Nós levamos às escolas estas temáticas para serem trabalhadas na violência do namoro, independentemente da idade das crianças. Claro que depois adaptamos os conteúdos, mas nós fazemos este trabalho, ainda que fique só um bocadinho, mas se nós o fizermos de uma forma contínua, um dia teremos que deixar de o fazer. Alguma coisa eles interiorizam sempre.
DM – A vossa Casa de Acolhimento de Emergência para vítimas de violência doméstica está sempre lotada, estando em vista a construção de uma nova. Em que fase está esse projeto?
AS – A capacidade da nossa casa atual é de 25 e está sempre lotada. Mais vagas tivéssemos, mais vagas estariam ocupadas, infelizmente.

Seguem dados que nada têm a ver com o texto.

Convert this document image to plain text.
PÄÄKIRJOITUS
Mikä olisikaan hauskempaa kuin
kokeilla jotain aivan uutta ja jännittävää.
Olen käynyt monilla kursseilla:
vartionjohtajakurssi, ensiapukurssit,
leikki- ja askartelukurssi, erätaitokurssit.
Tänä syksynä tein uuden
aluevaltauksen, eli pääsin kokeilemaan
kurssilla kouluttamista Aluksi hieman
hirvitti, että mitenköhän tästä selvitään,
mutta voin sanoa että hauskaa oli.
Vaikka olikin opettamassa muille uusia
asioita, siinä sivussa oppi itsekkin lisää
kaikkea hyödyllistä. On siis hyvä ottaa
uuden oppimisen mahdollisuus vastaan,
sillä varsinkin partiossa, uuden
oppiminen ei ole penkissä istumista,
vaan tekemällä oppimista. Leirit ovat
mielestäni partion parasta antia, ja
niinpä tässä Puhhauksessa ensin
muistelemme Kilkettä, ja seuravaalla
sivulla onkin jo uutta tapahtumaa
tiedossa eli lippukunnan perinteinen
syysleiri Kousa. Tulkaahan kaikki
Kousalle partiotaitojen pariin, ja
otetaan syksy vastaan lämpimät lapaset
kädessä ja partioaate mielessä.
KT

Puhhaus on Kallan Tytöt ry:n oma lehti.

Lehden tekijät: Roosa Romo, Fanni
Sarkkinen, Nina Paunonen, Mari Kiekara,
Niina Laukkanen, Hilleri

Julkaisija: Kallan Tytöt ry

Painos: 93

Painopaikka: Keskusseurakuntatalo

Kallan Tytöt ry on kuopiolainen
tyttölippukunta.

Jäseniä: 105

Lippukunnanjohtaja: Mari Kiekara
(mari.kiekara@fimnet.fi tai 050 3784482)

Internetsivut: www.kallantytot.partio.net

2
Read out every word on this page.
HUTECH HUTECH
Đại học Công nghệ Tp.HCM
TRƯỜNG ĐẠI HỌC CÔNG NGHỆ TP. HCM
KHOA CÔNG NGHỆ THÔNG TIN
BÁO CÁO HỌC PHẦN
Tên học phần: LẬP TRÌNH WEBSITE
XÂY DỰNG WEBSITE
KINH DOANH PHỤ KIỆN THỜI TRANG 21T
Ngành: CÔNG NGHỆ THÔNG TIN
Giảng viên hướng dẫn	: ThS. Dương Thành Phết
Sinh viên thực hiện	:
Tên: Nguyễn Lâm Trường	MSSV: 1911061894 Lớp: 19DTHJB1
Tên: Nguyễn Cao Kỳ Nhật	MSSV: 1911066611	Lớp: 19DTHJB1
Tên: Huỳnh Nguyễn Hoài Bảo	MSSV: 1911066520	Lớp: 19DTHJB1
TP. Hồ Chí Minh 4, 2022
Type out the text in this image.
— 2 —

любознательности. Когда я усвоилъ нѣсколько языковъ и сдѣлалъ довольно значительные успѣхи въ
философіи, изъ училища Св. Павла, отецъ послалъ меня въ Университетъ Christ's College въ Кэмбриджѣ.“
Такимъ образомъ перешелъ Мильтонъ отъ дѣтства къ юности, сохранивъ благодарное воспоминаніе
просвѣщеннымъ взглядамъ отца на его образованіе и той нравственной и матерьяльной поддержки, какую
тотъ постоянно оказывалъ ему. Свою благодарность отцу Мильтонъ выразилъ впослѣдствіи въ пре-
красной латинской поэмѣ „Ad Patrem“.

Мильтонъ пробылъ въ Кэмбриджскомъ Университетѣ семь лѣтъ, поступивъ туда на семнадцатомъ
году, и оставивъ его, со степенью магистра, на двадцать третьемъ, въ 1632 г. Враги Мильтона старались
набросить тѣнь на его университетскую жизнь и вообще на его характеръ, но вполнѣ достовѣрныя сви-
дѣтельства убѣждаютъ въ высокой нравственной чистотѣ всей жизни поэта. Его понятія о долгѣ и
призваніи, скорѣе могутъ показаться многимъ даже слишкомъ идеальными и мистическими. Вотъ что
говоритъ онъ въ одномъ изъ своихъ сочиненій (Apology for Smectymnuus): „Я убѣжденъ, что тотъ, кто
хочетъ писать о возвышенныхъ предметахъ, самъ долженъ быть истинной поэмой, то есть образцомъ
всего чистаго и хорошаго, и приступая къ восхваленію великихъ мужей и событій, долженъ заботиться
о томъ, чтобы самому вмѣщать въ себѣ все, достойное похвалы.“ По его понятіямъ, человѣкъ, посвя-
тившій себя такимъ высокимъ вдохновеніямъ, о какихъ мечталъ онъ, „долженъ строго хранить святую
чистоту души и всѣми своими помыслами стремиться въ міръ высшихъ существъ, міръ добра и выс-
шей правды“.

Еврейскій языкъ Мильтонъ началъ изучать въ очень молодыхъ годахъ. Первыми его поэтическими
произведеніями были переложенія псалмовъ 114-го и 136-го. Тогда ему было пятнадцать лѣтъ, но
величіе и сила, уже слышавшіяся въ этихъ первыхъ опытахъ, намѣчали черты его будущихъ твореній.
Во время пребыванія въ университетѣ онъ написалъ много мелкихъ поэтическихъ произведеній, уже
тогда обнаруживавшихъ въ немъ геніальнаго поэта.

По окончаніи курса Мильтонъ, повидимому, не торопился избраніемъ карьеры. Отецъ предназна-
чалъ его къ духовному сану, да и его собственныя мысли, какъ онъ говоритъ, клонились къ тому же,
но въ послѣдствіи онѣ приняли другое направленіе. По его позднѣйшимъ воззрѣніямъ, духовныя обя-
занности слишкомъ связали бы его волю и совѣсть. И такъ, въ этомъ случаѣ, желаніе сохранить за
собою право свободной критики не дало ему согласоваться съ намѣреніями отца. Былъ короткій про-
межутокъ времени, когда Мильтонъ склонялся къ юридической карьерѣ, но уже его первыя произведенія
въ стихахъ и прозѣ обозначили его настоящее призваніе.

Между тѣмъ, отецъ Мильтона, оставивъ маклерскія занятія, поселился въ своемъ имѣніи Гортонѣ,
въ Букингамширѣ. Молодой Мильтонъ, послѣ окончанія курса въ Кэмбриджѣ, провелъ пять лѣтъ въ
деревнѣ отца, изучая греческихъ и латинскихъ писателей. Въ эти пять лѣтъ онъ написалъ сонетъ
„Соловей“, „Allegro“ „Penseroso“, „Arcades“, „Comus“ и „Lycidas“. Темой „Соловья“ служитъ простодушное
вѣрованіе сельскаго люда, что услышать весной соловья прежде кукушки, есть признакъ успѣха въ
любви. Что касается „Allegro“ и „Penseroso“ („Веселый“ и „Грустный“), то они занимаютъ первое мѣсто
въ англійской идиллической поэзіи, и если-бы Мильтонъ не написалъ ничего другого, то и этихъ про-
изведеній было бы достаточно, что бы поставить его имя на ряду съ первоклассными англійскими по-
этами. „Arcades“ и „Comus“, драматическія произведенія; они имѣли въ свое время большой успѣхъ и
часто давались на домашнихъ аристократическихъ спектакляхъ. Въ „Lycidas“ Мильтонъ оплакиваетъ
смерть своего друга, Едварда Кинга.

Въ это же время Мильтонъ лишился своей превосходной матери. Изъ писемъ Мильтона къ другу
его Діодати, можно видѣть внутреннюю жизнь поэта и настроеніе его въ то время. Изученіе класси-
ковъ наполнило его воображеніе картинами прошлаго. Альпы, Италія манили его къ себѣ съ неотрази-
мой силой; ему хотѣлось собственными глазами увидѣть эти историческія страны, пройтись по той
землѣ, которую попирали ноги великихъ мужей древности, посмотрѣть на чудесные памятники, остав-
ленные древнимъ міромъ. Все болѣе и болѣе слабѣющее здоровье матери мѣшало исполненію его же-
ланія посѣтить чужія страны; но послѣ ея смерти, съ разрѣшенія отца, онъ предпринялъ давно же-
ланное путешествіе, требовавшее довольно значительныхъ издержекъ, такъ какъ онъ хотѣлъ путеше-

Quanto à nova casa, vai ser lançada a terceira fase do concurso com o valor de um milhão 276 mil euros. Uma parte é comparticipada, mas o restante é pago pela instituição, por isso lançamos a nossa rede de embaixadores e fazemos o convite para as pessoas fazerem parte porque se todos contribuírem um bocadinho, vai dar um todo e é um todo que nós precisamos para que realmente aconteça.
Com esta obra consideramos que vamos ter excelentes condições para fazermos aqui um trabalho de qualidade. O arquiteto fez magia. Não vai aumentar a nossa capacidade, mas melhora muito as nossas condições.
DM – O anterior presidente, o doutor João Nogueira, falou da vontade de criar grupos em todos os Arciprestados. Como vê essa ideia?
AS – Ainda há aqui um caminho que precisamos de fazer que é definir, em termos de estatutos, o que são as Cáritas paroquiais e também em termos de ação. Porque há coisas que se podem fazer e outras que terão de passar obrigatoriamente pela sede porque não é dado nenhum apoio que não seja devidamente fundamentado e estudado. E não é porque não queremos dar, é porque nós queremos ser transparentes. E nós só conseguimos ser transparentes se conseguirmos justificar tudo aquilo que recebemos e todos os apoios que damos. Sempre foi assim que trabalhamos e é assim que queremos continuar a trabalhar. Isto implica formar os grupos paroquiais, que em termos de vontade são dos melhores, porque já o fazem embora que de uma forma não visível. Em todas as paróquias existem grupos paroquiais que dão apoio às pessoas independentemente das suas necessidades ou vulnerabilidades. É preciso fazer bem feito porque nós não nos conseguimos desdobrar como equipa. Em termos de recursos humanos às vezes existe uma limitação.
É mais um desafio ao qual tenho a plena consciência que tenho de dar resposta porque é preciso que esta descentralização aconteça. E a Cáritas tem de ser uma resposta presente nas várias paróquias.